The translabyrinthine approach is performed through an incision behind the ear. The mastoid is opened and the inner ear is removed. The facial nerve is identified within the ear and followed into the tumor. This allows the surgeon to definitively locate the facial nerve prior to tumor removal. Further, this approach minimizes retraction of the brain reducing postoperative morbidity. This approach is considered when there is no useful hearing.
This approach is performed through an incision behind the mastoid portion of the ear. The underlying bone is removed and the dura (lining of the brain) opened. This allows the surgeon to visualize the tumor from the inner ear to the brainstem. By operating behind the inner ear, hearing preservation is an option. The disadvantage is that the facial nerve is located in behind the tumor and is not directly seen until a portion of tumor is removed. Also the cerebellum (a portion of the brain) must be retracted which may result a bit longer recovery.
Middle Fossa Approach
This approach is performed through an incision above the ear. The underlying bone is removed and the temporal lobe (a portion of the brain) is retracted. This allows for tumor removal while attempting to preserve hearing. One disadvantage of this approach is the risk of retraction of the temporal lobe.
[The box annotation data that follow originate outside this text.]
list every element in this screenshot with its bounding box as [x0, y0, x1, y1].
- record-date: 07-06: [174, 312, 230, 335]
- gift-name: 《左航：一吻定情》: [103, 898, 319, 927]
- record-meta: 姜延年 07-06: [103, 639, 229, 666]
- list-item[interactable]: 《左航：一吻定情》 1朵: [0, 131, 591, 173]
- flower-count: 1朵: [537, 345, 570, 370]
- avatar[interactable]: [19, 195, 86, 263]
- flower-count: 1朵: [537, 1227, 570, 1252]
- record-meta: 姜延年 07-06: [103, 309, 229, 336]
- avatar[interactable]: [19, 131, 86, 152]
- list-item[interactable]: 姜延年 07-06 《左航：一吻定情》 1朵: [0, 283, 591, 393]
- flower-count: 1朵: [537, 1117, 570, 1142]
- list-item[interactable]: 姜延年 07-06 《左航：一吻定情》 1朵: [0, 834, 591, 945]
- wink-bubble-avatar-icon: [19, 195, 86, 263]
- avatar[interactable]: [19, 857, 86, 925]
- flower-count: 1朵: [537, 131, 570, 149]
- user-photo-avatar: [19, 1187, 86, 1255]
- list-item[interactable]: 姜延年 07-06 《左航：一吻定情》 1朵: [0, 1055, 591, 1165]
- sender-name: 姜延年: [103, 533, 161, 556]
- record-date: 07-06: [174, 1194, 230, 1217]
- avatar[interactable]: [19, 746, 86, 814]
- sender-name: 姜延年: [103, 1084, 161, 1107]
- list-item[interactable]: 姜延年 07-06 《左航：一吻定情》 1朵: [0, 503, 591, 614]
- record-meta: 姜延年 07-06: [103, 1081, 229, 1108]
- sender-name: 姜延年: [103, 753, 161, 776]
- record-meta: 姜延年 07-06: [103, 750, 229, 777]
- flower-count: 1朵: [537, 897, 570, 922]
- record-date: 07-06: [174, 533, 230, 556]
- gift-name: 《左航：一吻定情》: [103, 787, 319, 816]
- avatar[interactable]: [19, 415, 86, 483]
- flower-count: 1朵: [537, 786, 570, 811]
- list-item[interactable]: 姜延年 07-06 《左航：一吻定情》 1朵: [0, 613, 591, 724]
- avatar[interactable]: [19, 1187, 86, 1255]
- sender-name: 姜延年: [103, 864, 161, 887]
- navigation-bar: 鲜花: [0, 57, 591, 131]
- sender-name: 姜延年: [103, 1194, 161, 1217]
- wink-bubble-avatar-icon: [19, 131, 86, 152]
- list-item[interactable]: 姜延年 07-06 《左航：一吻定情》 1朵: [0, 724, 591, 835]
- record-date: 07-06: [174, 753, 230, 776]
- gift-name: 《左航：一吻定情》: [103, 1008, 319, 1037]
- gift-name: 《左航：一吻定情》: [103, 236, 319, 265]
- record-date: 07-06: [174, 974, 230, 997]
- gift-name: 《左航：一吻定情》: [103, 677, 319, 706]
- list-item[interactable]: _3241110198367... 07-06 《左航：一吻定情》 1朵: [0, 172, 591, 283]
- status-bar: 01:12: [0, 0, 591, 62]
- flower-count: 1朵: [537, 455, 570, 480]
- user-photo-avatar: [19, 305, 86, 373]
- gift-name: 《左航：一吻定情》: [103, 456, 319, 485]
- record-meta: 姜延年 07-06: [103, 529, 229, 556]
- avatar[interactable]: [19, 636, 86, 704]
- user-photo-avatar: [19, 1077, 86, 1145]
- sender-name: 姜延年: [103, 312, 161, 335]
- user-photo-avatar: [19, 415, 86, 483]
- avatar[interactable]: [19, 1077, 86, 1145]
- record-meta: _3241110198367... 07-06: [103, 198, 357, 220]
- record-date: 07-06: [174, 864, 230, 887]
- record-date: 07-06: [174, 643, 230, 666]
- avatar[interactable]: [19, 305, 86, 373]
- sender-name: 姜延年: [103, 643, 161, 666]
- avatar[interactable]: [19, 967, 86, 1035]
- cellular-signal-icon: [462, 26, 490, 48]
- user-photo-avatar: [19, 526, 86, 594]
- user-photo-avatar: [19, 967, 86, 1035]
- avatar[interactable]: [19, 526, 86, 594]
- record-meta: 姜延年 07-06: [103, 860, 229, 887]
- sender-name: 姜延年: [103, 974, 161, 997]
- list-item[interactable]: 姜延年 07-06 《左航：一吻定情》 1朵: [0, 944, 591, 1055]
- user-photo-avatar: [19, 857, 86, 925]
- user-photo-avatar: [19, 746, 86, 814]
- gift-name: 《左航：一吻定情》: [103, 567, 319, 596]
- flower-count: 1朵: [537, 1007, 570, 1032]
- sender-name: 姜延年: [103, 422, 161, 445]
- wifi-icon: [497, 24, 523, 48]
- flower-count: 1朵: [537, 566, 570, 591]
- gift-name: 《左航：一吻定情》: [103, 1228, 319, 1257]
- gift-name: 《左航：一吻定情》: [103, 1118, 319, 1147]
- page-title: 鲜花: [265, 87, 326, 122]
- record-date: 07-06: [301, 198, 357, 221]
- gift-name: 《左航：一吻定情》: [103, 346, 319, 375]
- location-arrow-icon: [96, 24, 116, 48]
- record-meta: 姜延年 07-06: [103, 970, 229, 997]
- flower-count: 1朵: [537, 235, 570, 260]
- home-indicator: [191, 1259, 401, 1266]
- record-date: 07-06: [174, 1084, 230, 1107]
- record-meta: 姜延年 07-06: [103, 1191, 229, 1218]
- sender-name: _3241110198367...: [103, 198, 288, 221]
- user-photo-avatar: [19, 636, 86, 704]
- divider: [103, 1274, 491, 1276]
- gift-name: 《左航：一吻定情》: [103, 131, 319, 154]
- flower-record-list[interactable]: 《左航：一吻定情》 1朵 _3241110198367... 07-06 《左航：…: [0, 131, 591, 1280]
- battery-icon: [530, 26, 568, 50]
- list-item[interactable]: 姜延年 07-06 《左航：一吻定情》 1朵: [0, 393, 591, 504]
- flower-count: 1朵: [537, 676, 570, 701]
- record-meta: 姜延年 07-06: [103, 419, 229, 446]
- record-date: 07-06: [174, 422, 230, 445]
Also, the facial nerve may need to be mobilized to facilitate tumor removal, increasing the risk of facial weakness, although typically temporary.
The patient and surgeon should have a detailed dicussion of which approach to utilize. Each has advantages and disadvantages although excellent results are seen with each approach.
There is no right or wrong way to manage acoustic neuromas. The treatment decision is made after careful and thoughtful consultation between the patient, family and physician.